In order to overcome this challenge and identify the genetic factors that might make some horses more prone to fractures, the researchers led by Dr. Debbie Guest at the Royal Veterinary College created a cell model they could study in the laboratory using skin cells from male Thoroughbreds—a technique that has been commonly used in the study of human disease, but not in horses. The Thoroughbreds were at varying levels of risk for fracture, as determined by a broad genetic assessment called a genome-wide polygenic risk score. The laboratory study of these cells allowed them to hone in on the genetic factors related to fracture without the complications of environmental influences.

In particular, the study identified certain genes like COL3A1 and STAT1 that showed different activity levels in cells from horses with high and low genetic risk of fractures. They also found a new genetic variant near COL3A1, which might influence the risk of fractures.

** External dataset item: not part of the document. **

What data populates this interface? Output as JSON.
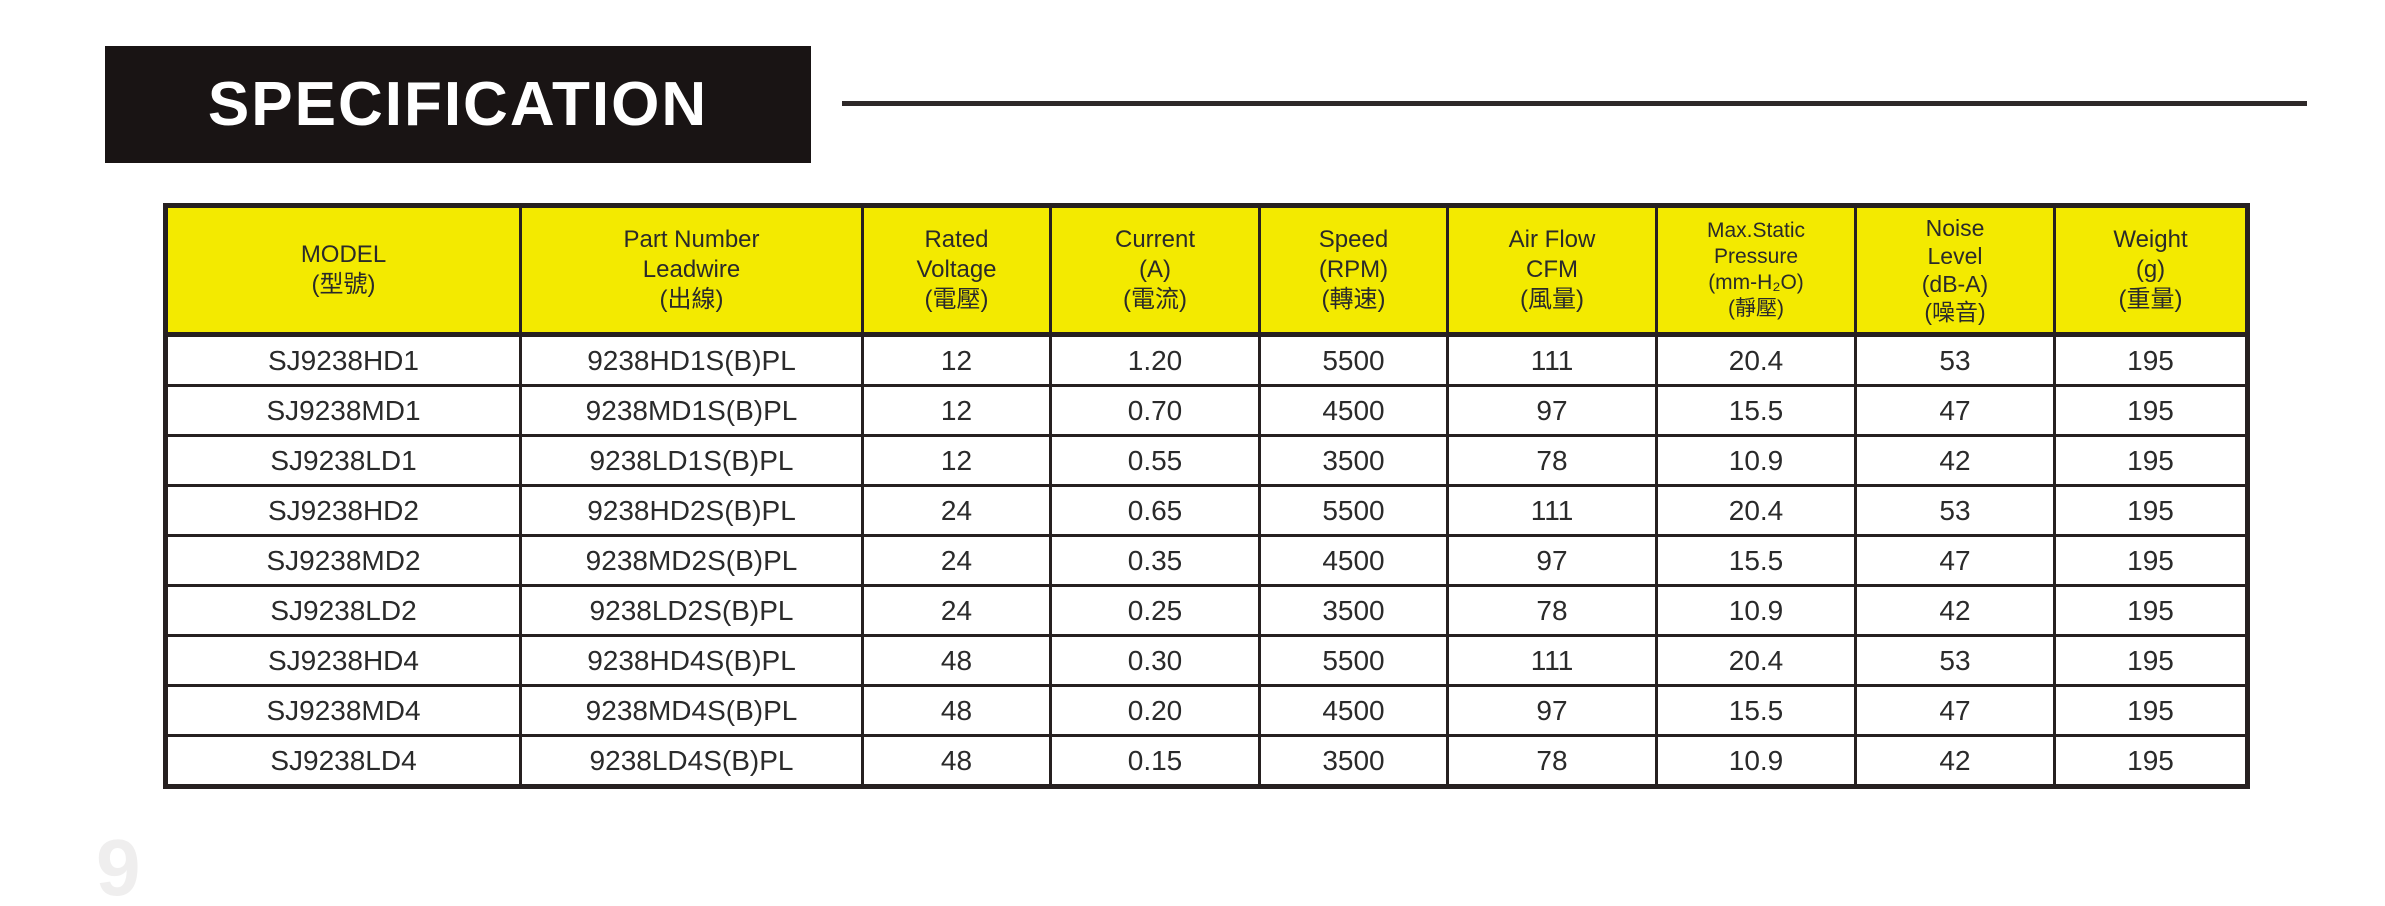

Interestingly, this variation could affect how a specific gene (SOX11) works, and the researchers found that this gene might be involved in regulating bone health.

This is where Durward-Akhurst came in. “We used a catalog of genetic variation that I started to develop during my PhD, and which graduate student Jillian Marlowe has been working on,” she described. They determined the frequencies of the variants identified as being associated with fracture risk in this catalog of genetic variation. 

While further research is needed, understanding these factors could eventually help in finding ways to reduce the risk of fractures in these magnificent animals, providing new ways to ensure their well-being. “Development of a polygenic risk model for fracture risk can help identify high risk horses. These horses can then be monitored more closely to reduce the chances that they develop a catastrophic fracture,” describes Durward-Akhurst.  “Reducing the frequency of Thoroughbred racehorse fatalities is one of our major goals.”